In the F-Deletion problem, where F is a fixed finite family of graphs, the input is a graph G and an integer k, and the goal is to determine if there exists a set of at most k vertices whose deletion results in a graph that does not contain any graph of F as a minor. The F-Deletion problem encapsulates a large class of natural and interesting graph problems like Vertex Cover, Feedback Vertex Set, Treewidth-η Deletion, Treedepth-η Deletion, Pathwidth-η Deletion, Outerplanar Deletion, Vertex Planarization and many more. We study the F-Deletion problem from the kernelization perspective. In a seminal work, Fomin et al. [FOCS 2012] gave a polynomial kernel for this problem when the family F contains at least one planar graph. The asymptotic growth of the size of the kernel is not uniform with respect to the family F: that is, the size of the kernel is k^{f(F)}, for some function f that depends only on F. Later Giannopoulou et al. [TALG 2017] showed that the non-uniformity in the kernel size bound is unavoidable as Treewidth-η Deletion cannot admit a kernel of size 𝒪(k^{(η+1)/2 - ε}), for any ε > 0, unless NP ⊆ coNP/poly. On the other hand it was also shown that Treedepth-η Deletion admits a uniform kernel of size f(F) ⋅ k⁶ depicting that there are subclasses of F where the asymptotic kernel sizes do not grow as a function of the family F. This work led to the question of determining classes of F where the problem admits uniform polynomial kernels.
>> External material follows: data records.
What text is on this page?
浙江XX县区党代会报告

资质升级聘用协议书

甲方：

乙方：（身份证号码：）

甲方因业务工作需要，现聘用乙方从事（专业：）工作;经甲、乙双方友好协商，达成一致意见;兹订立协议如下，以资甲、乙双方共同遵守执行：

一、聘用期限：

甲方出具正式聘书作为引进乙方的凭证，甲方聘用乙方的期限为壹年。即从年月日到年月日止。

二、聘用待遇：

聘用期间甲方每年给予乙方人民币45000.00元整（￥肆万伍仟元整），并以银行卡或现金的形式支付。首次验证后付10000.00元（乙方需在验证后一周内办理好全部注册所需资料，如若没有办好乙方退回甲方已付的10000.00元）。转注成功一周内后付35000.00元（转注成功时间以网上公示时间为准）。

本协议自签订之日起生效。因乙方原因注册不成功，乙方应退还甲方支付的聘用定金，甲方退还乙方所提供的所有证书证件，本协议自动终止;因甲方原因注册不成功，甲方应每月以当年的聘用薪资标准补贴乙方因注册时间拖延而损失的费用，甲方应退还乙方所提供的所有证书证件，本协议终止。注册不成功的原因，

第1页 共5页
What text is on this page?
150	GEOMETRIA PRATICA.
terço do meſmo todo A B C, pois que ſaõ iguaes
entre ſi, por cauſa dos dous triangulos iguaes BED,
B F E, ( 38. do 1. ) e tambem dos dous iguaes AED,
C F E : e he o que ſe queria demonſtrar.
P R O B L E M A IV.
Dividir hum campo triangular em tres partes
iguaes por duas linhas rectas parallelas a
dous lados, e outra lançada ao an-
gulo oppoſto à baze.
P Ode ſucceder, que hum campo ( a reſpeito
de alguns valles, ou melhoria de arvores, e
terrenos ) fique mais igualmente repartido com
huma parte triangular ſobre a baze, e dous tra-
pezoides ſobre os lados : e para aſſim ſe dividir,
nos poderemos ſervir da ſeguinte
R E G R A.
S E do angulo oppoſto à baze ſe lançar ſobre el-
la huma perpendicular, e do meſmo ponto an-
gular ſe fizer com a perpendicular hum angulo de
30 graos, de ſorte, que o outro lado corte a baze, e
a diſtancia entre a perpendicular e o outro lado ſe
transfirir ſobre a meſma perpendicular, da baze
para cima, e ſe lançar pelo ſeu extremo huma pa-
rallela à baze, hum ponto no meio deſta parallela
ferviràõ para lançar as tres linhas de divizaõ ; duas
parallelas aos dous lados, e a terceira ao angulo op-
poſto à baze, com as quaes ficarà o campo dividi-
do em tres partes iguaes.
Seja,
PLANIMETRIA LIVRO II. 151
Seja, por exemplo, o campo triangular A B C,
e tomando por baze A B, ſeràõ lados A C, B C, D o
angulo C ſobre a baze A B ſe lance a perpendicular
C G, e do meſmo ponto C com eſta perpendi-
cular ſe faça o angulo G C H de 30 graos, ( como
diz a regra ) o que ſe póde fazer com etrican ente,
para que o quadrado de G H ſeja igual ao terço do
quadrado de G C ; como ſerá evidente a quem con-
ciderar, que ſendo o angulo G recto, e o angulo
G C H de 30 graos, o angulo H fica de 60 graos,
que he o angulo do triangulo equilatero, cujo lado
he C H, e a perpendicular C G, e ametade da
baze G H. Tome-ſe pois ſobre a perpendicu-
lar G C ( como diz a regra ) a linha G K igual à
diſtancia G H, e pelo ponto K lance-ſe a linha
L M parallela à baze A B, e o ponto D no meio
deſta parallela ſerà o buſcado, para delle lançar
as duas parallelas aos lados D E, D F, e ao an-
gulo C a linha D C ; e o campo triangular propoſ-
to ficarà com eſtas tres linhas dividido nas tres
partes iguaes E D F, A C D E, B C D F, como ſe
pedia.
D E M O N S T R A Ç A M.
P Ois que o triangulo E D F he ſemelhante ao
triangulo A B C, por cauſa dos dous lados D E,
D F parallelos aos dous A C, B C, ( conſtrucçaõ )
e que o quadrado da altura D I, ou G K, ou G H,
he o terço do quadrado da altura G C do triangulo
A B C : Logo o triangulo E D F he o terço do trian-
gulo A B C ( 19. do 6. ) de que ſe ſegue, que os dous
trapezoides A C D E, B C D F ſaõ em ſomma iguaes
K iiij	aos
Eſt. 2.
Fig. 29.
In this paper, we show that if all the graphs in F are connected and ℱ contains K_{2,p} (a bipartite graph with 2 vertices on one side and p vertices on the other), then the problem admits a uniform kernel of size f(F) ⋅ k^10. The graph K_{2,p} is one natural extension of the graph θ_p, where θ_p is a graph on two vertices and p parallel edges. The case when F contains θ_p has been studied earlier and serves as (the only) other example where the problem admits a uniform polynomial kernel.